Let the Showcase begin.

It’s Showcase Time!

That heady season when the drama schools not only invite us in to look at their latest spawn, but actually thrust them out into the wide world to occupy the stages of the West End for a lunchtime and deliver to a motley collection of agents and industry professionals their carefully picked monologues in return for a stuffed cherry tomato and a glass of warm white wine.

It is at this time that most graduates forget that they actually want to be actors. Now they just want to be an agent’s client. For many, getting an agent looms larger than getting a job. Yes, it is helpful to get an agent, but it’s not the be all and end all.

Many years ago, on a lunchtime in the late seventies, we all trouped down from Manchester Polytechnic (Oh How that word dates me!) to the Garrick theatre in London to do our agents showcase. Afterwards we mingled hesitantly in the bar, under strict instructions to let the agents get to the food first! As if they don’t eat! No one approached me, and I didn’t get signed.

A few weeks later we did the same showcase in the rehearsal room of the Royal Exchange Theatre Manchester for a small batch of Northern agents and the directors of the theatre. A week later I still had no agent, but I had a five month contract with the Royal Exchange in my hand starting three weeks after I left drama school.

Five years later, and an awful lots of jobs later, I got an agent. Things are a little different now, but it still merits to put thoughts of the acting first and the agent second. And what of choosing material for the showcase. That award-winning-knock-em-dead-in-the-aisles speech that will have directors and agents alike clamouring for you?

It's so easy when preparing for a showcase to forget the one element that undoubtedly will win over the people you're auditioning for. Entertain them. Engage them.

 So often people pick an audition speech because they think that the material will "show off"  their acting. But, of course, we never really notice great acting. When we are in the presence of it in the theatre, we aren't thinking "That's great acting". We are just totally caught up in the story. At the end of the evening we may realise that we've seen a remarkable piece of performance. But rarely at the time.

So often audition pieces are chosen because the actor feels that they allow them to run the whole gamut of emotions from A to B. They can tear their heart out, and rent their spleen about how their cat was abused in kitten hood by next-door's milkman, or some other sensational topic.

For the people sitting on the other side of the table, for whom this is the fourth example of pet/dairy abuse they've had to listen to that day, it's hardly likely that they will be endeared to you from the use of this material. So often the big emotional speeches from plays are at a point that the audience has had to reach during the previous 90 minutes of performance. It's impossible to access them straight away, and feel their true emotional power in a two-minute splurge.

 Material that shows a little humanity, and that raises a smile from the people who are listening is usually just so much more effective. It allows them to see you being a real person, someone they might work with.

The people behind the table are willing you to be right for whatever it is they're casting. Remember, until you open the door and go into the room, you have the job! If they, or the casting director, have done the job correctly, you should be suitable for the role, and what they want to see is who you are.

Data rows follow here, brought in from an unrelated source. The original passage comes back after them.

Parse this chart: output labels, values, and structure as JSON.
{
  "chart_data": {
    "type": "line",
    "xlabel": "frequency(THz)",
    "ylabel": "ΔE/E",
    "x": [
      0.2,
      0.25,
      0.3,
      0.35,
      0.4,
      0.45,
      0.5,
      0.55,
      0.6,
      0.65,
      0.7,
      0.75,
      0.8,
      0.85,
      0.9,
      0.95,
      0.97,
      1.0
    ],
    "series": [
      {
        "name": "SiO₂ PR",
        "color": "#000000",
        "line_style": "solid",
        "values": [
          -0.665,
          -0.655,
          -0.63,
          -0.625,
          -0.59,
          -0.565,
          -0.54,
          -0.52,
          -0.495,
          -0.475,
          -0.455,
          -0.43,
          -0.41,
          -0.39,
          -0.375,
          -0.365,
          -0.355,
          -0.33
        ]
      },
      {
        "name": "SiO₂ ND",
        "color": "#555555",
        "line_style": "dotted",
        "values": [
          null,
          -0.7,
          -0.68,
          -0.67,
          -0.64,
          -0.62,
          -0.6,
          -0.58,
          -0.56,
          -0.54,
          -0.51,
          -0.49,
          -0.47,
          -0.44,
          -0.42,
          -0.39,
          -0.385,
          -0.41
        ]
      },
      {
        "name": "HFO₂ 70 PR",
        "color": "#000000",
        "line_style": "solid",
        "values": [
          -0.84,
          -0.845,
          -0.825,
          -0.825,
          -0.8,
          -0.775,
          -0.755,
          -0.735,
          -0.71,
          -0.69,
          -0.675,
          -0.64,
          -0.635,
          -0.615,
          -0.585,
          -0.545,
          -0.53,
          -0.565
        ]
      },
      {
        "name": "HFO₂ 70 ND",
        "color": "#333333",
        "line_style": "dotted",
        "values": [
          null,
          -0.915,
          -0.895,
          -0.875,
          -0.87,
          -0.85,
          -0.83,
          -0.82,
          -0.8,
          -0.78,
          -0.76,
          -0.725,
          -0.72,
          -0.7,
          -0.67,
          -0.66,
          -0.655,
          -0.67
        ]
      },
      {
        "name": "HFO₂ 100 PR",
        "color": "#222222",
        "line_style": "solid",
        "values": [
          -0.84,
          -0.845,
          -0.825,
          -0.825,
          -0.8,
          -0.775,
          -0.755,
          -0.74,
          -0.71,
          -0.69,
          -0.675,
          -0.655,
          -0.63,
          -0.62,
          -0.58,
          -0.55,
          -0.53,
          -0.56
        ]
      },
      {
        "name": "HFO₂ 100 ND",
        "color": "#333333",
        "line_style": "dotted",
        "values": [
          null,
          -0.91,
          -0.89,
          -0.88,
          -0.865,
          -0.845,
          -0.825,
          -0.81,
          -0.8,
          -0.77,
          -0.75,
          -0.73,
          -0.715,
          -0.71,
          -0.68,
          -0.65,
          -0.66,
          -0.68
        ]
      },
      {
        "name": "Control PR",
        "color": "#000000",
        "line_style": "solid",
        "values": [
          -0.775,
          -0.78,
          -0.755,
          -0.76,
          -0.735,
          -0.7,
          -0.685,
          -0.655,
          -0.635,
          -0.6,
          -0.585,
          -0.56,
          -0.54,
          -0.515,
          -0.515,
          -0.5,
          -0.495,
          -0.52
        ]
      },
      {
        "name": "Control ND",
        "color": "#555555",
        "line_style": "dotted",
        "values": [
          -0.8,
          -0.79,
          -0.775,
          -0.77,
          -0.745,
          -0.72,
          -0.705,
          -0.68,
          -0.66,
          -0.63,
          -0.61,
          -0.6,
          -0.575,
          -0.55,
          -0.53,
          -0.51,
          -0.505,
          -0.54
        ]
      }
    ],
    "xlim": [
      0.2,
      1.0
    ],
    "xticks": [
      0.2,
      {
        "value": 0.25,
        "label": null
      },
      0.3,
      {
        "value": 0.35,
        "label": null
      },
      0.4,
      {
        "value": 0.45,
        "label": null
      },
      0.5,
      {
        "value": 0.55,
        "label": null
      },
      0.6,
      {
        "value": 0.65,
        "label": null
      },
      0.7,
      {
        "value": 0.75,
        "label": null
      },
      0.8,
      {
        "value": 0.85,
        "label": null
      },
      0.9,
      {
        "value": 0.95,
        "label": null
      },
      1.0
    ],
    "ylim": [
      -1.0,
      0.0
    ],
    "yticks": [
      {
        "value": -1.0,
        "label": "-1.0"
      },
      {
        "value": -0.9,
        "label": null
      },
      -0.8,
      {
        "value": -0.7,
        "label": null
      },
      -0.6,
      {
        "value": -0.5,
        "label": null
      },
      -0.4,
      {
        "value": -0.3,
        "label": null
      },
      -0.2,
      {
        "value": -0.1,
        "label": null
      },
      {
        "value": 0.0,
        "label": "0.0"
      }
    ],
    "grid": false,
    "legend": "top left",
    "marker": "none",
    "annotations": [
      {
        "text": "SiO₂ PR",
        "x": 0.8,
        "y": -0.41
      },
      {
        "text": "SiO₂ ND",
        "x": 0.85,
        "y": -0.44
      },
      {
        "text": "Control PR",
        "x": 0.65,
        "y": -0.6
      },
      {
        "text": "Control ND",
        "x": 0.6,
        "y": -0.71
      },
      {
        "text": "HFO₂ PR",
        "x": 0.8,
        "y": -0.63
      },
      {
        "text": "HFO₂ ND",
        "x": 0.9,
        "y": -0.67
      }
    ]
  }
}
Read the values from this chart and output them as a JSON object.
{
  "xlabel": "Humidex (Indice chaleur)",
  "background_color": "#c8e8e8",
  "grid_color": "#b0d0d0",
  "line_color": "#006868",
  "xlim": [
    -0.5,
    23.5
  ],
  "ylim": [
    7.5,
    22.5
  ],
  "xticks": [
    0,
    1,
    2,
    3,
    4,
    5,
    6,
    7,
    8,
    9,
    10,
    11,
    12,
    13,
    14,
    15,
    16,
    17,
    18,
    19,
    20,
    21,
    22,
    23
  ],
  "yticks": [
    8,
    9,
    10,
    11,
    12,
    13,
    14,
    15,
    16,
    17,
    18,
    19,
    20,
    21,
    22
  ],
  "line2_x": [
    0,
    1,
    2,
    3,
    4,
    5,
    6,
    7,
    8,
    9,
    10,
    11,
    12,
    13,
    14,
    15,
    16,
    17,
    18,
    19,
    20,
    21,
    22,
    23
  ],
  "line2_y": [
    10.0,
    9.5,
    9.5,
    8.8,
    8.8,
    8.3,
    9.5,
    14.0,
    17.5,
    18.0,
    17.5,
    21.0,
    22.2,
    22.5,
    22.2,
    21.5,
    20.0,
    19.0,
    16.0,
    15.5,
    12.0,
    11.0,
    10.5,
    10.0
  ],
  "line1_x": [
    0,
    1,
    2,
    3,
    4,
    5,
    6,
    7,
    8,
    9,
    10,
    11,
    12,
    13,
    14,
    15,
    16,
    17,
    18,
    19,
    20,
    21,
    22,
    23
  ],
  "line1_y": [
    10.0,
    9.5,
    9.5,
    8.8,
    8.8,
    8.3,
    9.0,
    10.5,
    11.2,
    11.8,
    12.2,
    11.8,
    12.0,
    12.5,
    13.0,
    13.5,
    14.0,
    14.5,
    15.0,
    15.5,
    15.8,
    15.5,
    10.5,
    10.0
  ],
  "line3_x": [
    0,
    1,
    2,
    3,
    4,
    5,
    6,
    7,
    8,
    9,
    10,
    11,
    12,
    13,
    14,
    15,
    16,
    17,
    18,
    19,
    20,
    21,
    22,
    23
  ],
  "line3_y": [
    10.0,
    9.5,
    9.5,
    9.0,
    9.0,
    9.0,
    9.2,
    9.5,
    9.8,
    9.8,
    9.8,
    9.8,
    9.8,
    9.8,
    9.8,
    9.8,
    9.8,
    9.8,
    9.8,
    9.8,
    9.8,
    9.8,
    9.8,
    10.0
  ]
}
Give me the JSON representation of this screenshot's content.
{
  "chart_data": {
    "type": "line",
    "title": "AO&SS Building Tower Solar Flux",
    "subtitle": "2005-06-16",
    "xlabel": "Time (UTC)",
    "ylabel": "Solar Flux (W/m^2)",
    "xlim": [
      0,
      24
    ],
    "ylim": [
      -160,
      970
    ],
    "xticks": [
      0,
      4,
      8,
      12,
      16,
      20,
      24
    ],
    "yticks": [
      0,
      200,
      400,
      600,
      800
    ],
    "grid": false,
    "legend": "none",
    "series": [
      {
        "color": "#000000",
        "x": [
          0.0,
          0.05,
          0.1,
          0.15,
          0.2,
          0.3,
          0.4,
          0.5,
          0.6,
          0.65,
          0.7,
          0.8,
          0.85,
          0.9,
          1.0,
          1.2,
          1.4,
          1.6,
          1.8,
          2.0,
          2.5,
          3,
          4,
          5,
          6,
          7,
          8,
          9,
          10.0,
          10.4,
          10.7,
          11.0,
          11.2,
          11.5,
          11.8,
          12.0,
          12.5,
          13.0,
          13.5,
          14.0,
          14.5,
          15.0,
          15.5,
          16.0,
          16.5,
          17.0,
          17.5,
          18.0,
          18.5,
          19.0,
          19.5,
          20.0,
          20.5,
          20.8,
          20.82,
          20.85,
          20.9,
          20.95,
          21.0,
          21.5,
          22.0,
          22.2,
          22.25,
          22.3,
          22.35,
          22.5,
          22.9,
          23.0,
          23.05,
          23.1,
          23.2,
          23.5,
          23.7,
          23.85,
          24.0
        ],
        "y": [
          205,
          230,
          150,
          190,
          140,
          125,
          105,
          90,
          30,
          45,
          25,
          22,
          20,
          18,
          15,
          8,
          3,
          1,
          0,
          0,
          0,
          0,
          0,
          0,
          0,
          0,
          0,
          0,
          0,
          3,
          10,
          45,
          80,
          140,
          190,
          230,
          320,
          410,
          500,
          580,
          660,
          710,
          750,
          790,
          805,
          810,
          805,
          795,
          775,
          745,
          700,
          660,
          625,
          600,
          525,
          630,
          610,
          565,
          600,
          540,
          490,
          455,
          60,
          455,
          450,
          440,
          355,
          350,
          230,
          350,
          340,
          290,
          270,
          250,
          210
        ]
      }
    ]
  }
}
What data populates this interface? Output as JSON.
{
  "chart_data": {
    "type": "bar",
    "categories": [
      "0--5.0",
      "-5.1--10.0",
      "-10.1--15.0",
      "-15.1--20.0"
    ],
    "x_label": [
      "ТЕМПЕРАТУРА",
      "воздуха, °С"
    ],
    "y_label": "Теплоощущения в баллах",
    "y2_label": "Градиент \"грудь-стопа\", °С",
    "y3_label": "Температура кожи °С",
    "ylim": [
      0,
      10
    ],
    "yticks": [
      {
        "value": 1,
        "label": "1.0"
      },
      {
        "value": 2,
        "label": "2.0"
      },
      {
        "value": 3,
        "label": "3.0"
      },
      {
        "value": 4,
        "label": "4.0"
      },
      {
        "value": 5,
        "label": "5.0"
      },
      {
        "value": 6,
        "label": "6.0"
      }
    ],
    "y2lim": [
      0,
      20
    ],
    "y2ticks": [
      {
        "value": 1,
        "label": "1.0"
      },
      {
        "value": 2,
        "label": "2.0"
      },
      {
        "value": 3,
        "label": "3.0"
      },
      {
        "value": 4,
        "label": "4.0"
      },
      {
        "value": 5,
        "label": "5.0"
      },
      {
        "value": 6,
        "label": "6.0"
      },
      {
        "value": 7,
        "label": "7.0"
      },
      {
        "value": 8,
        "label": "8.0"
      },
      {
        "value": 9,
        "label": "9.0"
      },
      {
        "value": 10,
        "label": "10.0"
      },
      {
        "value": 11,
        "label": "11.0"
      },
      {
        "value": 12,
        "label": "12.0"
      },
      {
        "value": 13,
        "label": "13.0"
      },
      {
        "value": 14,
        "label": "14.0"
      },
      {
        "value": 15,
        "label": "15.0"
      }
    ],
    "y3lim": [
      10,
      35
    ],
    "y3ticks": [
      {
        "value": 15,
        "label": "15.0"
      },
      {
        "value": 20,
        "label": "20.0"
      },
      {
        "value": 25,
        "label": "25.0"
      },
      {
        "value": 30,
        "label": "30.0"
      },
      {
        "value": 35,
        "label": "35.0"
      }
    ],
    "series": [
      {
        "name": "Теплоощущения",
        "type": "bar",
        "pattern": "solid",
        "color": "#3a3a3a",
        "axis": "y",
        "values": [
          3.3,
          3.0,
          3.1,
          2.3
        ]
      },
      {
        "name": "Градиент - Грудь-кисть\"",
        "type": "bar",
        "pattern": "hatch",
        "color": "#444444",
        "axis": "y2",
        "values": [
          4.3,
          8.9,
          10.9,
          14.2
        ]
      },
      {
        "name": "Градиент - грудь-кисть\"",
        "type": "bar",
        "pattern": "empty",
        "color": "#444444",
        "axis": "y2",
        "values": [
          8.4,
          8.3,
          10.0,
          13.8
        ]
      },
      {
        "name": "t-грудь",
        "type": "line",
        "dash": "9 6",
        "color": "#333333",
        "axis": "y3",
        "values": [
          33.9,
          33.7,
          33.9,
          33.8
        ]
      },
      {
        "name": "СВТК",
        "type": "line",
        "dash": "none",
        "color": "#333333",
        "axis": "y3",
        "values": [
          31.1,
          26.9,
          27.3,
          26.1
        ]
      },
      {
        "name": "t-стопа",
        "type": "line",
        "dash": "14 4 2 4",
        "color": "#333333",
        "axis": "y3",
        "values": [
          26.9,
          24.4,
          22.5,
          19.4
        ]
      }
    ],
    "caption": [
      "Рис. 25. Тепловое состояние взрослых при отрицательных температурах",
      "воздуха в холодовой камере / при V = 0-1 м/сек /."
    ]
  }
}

This can be difficult. It touches on who you are as a person, and it can take years to become comfortable with that. I know that throughout my 20's I went into auditions thinking 

"I'm an actor  - what would you like me to be?". 

As a result I probably came across as nothing in particular, bland and unmemorable.Now I'm perfectly happy to go into an audition room  thinking; 

"This is me. This is Paul Clayton. This is what I am."

 If I don't get the job it's not because I'm not good. It's because I'm not right. And there's a big difference.

There are excellent resources  out there such as The Mono Box, to help you find that speech that suits you as well as innumerable audition speech anthologies. Keep your eye out for something that makes you smile. You could even go further. Something that makes you laugh. There's comedy in "Hamlet" remember.  It so much easier to see your humanity through a smile.

The pressures of being part of a showcase will no doubt impede on you. You may have been given your piece and had no choice in it. If so, question the person who gave it you as to what they think it brings out in you particularly and why they want you to do it. They are trying to create a show. It would be slightly imbalanced if all twenty-one pieces in a drama school showcase were enormously amusing. Imbalanced, but fun. I’d go to that one!


You are the best you there is. Just make sure that your material shows that.